3. Zarte Bande
Am nächsten Morgen erwachte Snape schon recht früh. Als er die Augen öffnete, hatte er Ginny im Arm und ihr Kopf lag auf seiner Brust. Erschrocken schloss er die Augen wieder und versuchte nachzudenken.
‚Oh Mann, ich verliere die Kontrolle. … Ich hasse es, die Kontrolle zu verlieren. Das darf mir einfach nicht gefallen. Es gefällt mir nicht. … Severus, mach dir nichts vor: du hast dich verliebt, du alter Esel!'
Ginny erwachte und kuschelte sich fester in einen Arm.
‚Moment, welcher Arm?
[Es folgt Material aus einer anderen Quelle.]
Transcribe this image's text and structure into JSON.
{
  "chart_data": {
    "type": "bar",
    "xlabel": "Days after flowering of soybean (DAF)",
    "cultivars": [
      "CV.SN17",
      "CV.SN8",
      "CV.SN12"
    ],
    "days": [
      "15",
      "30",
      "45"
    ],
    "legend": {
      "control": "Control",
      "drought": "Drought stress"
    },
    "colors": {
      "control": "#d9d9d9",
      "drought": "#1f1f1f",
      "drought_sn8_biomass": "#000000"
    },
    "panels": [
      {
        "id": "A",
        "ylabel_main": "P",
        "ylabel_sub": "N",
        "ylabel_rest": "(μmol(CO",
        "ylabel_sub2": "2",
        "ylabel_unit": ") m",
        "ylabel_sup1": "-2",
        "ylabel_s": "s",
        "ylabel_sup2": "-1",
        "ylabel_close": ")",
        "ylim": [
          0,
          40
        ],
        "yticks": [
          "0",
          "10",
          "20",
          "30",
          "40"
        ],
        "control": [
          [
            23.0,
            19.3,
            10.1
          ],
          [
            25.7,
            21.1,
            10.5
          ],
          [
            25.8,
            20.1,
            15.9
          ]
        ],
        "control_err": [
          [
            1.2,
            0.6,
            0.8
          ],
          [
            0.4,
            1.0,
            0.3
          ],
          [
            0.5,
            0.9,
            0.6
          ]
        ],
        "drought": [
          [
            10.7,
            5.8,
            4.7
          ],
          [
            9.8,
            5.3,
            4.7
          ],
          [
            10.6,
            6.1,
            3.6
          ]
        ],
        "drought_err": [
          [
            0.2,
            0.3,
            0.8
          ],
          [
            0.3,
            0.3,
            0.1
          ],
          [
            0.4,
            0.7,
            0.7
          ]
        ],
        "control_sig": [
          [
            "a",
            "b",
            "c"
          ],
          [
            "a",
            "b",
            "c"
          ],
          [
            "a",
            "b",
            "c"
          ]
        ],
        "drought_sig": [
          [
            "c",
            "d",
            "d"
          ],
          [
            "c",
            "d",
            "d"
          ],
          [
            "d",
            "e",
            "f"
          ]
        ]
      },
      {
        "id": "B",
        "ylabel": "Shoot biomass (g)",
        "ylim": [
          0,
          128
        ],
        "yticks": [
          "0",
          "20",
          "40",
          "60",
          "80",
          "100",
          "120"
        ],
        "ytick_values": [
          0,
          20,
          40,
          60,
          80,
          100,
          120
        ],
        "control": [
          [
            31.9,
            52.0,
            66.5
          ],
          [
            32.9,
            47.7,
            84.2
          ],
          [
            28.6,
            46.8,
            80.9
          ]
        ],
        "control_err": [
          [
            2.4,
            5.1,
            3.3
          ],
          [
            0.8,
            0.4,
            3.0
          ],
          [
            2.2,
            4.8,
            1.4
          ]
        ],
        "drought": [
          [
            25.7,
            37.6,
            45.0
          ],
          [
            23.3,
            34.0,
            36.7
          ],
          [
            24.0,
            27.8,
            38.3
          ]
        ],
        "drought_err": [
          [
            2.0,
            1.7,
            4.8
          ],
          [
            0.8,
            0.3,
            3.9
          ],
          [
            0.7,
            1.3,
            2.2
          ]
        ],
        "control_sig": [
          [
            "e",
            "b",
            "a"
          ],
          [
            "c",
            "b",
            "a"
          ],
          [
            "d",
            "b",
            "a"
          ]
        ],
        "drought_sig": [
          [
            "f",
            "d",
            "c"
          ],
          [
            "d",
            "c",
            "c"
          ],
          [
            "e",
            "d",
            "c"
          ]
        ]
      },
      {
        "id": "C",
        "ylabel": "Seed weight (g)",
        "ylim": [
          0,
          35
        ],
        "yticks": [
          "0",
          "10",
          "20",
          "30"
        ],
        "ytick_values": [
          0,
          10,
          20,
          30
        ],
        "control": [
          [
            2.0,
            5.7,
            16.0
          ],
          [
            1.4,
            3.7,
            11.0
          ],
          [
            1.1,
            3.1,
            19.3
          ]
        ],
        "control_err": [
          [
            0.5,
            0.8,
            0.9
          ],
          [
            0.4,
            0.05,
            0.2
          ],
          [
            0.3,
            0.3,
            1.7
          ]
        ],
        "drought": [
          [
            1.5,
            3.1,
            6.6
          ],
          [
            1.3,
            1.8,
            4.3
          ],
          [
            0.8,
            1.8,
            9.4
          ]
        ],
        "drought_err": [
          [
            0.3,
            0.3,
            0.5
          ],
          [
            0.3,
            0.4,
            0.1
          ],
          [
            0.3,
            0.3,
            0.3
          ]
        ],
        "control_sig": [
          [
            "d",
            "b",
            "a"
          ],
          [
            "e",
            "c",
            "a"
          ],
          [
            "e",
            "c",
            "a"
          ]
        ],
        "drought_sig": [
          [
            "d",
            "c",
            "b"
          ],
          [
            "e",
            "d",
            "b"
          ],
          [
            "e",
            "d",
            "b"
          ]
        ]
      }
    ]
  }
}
Wo bin ich? Bei Merlins Bart, ich liege hier und habe mich an Snape geschmiegt…. Er sieht so harmlos und friedlich aus, wenn er schläft. Ohne seine Robe, nur mit Hemd und Shorts bekleidet, ist er lange nicht so Angst einflößend. Nur schade, dass man so seine schwarzen Augen nicht sehen kann. Diese Augen ... von denen ich jetzt schon die zweite Nacht träume.'
Snape öffnete jetzt genau diese schwarzen Augen und schaute Ginny an. „Morgen", sagte er leise. Sie hatte das Gefühl, sie müsse sich vor Scham augenblicklich in Luft auflösen. Ihre Wangen brannten und sie spürte tausend Ameisen in ihrem Bauch. Aber es half alles nichts: Schweigen war noch peinlicher als Reden.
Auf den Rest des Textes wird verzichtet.